Senza attendere la fine della serie (giunta martedì), Veneziani ha espresso le sue sentenze: la fiction trasmette un’idea offensiva dei cardini dell’essenza dei Veneti, destituiti dalla fiction con colpevole responsabilità della Rai: la famiglia ne esce distrutta e esaltata nei suoi lati peggiori, l’impresa verrebbe descritta come veicolo di affari loschi e implacabile fonte di profitto, l’individuo infine sarebbe la somma di istinti ed egoismi. Insomma, in Di padre in figlia non si salva proprio niente; del resto le vicende della famiglia Franza arricchita grazie alla distilleria  di famiglia, mettono in luce – salvo il finale di fiction in cui trova spazio un certo riscatto – malcostumi, ipocrisie e una deprecabile sudditanza femminile al maschio che tutto può. Per Veneziani una narrazione che raccoglie i peggiori cliché del Veneto, che con questa serie televisiva avrebbe una ragione in più per votare per il referendum sull’autonomia proposto da Zaia.

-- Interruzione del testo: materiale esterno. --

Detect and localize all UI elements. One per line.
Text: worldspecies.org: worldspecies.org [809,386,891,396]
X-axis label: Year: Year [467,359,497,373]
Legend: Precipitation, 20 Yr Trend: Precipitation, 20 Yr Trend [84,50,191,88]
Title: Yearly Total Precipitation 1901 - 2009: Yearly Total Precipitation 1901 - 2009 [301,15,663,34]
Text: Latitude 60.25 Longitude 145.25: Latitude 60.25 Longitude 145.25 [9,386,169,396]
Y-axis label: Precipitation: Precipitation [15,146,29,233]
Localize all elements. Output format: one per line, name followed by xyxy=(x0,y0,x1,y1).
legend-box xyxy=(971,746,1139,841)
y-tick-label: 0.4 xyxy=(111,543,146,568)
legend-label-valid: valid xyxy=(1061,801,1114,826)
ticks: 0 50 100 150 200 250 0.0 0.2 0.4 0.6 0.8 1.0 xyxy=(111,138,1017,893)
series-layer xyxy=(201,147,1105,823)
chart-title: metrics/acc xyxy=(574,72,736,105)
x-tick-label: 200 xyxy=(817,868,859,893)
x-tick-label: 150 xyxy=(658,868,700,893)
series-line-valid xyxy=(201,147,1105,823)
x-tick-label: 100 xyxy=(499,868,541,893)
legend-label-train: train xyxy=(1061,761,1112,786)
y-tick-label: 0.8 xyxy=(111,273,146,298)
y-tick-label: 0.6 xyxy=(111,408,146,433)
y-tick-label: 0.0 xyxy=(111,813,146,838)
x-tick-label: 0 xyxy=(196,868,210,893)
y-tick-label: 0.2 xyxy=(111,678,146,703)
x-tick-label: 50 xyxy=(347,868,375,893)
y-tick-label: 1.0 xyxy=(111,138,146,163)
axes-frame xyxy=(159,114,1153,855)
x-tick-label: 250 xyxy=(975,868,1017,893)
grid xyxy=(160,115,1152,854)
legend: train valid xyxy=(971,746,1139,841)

Innanzitutto farebbe bene alla serenità del giornalista di Libero sapere che, per quanto vi fosse una ispirazione a riferimenti reali, questa era solo una fiction, e quindi una libera idea dell’autore. In secondo luogo farebbe bene ricordare che l’ambientazione è il Veneto degli anni ‘70 ed ‘80: il “padre padrone” che impone la sua legge all’interno della famiglia non è certo una invenzione, ma tendenza diffusa nel Veneto di quegli anni. Esula dalle statistiche, ma chi in Veneto vive (non è il caso di Veneziani che Veneto non è) ricorda bene che spesso i “capifamiglia” prediligevano i figli maschi rispetto alle femmine per molte scelte importanti: la destinazione dell’eredità o la possibilità di affrontare gli studi per esempio. Da contraltare al ruolo maschile di “capofamiglia” vi era il ruolo cardine delle madri nelle famiglie venete, particolarmente impegnate nell’educazione a fronte dell’assenza di padri troppo impegnati a spaccarsi la schiena di lavoro. Ma, sebbene molto e in bene sia cambiato in pochi decenni, il maschilismo non è solo un fenomeno del passato: basti pensare che a tutt’oggi le donne venete sono le meno pagate d’Italia e la differenza salariale all’ingiù rispetto agli uomini è la più grave di tutta la penisola.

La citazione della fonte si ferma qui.